Between 2020 and 2025, Strategy has executed over a dozen capital raises via convertible notes, ATM equity programs and, most recently, the STRF preferred offering priced at a 10 percent yield. The March 2025 raise helped fund the latest $1.92 billion Bitcoin buy.
It is not just about buying Bitcoin. It is about the market constructing a meta-structure where every market instrument, common stock, preferred shares and synthetic ETFs feeds into the same gravitational pull. Each capital raise buys more Bitcoin. Each purchase pushes up sentiment. Each ETF amplifies exposure. This feedback loop has become the hallmark of Strategy’s financial architecture.
With each new issuance, however, dilution risk grows. STRK and STRF investors depend not only on Strategy’s solvency but also on Bitcoin’s long-term appreciation. If BTC stumbles into a prolonged bear market, can those 10% yields continue?

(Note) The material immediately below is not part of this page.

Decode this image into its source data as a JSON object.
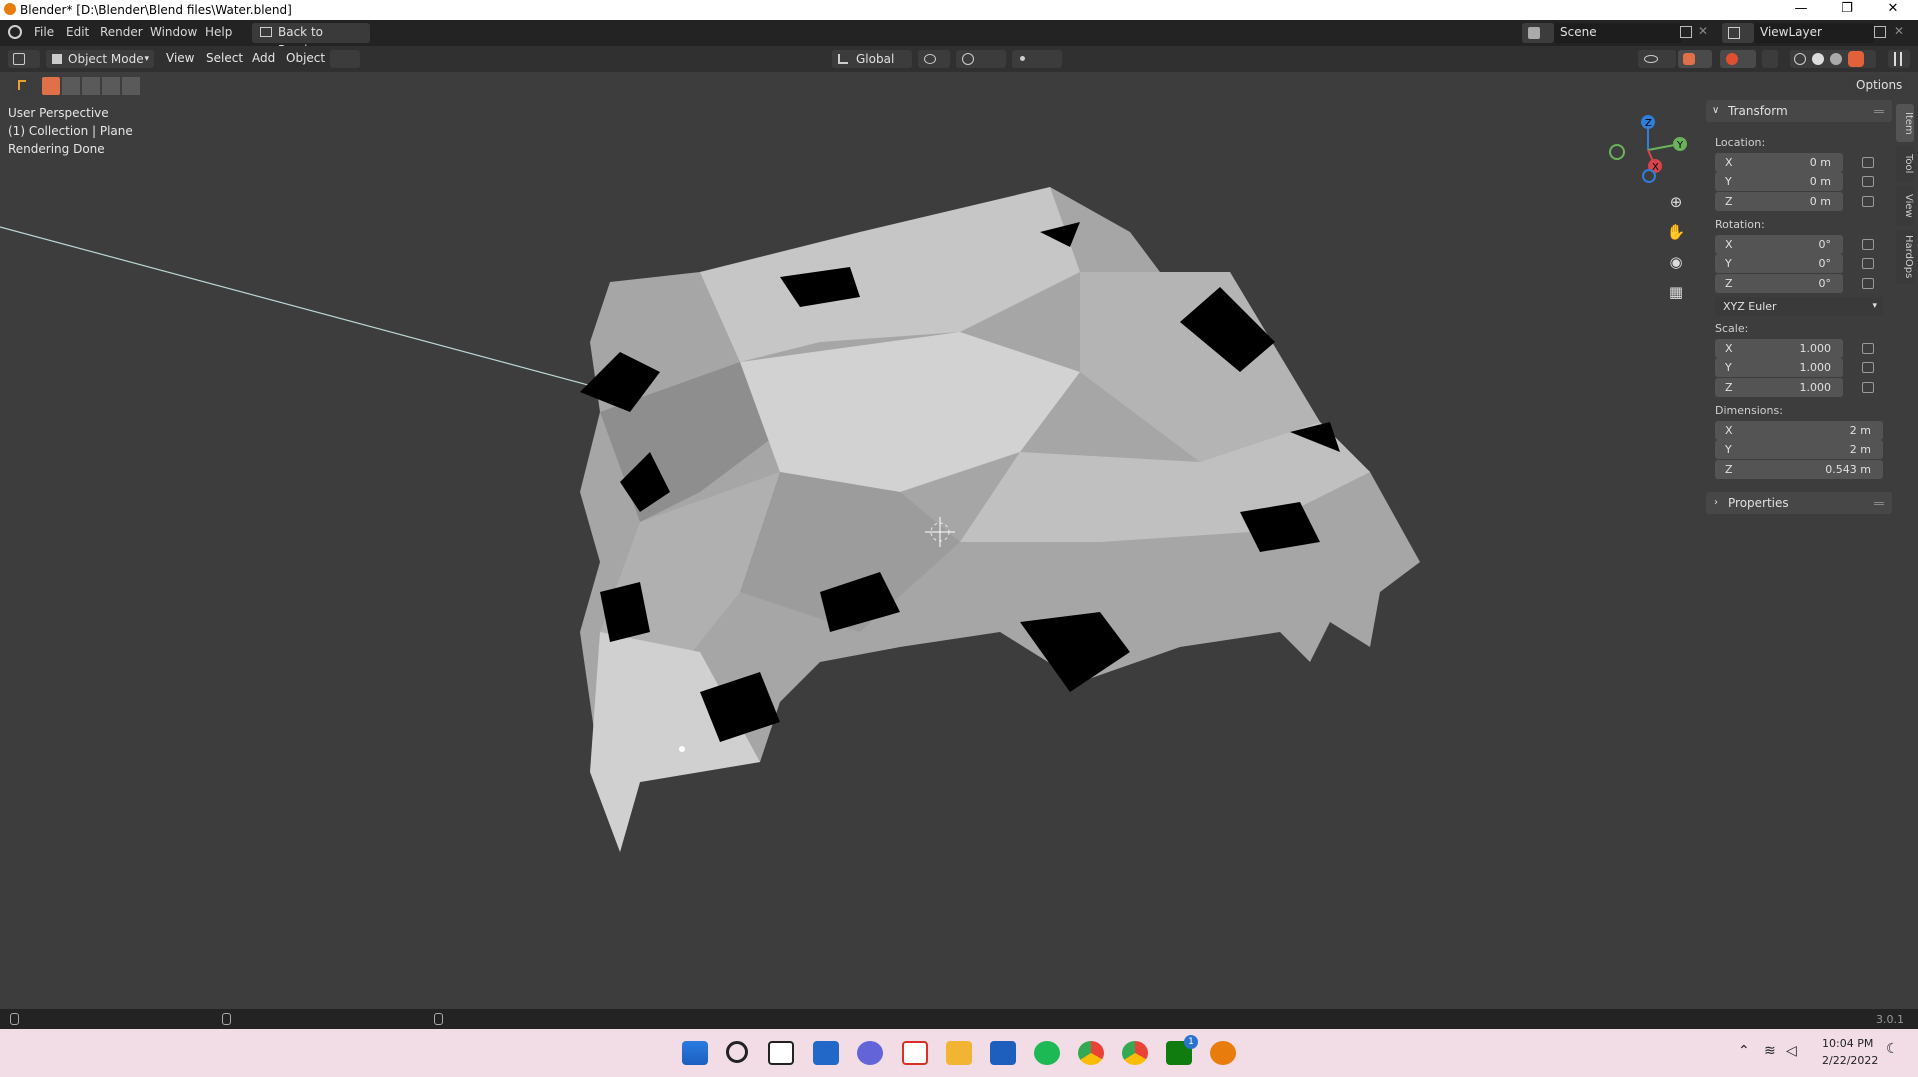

For investors, Strategy’s approach presents clear opportunities and risks. It offers a streamlined pathway for gaining exposure to Bitcoin through familiar financial instruments, combining elements of equity, fixed income, and derivatives. At the same time, investors must carefully consider the volatility of Bitcoin itself, the potential impacts of dilution from continuous capital raises, and the overall health of Strategy’s balance sheet.
Ultimately, the investment outcome will heavily depend on the trajectory of cryptocurrency markets, the Strategy’s financial management and evolving regulatory landscapes.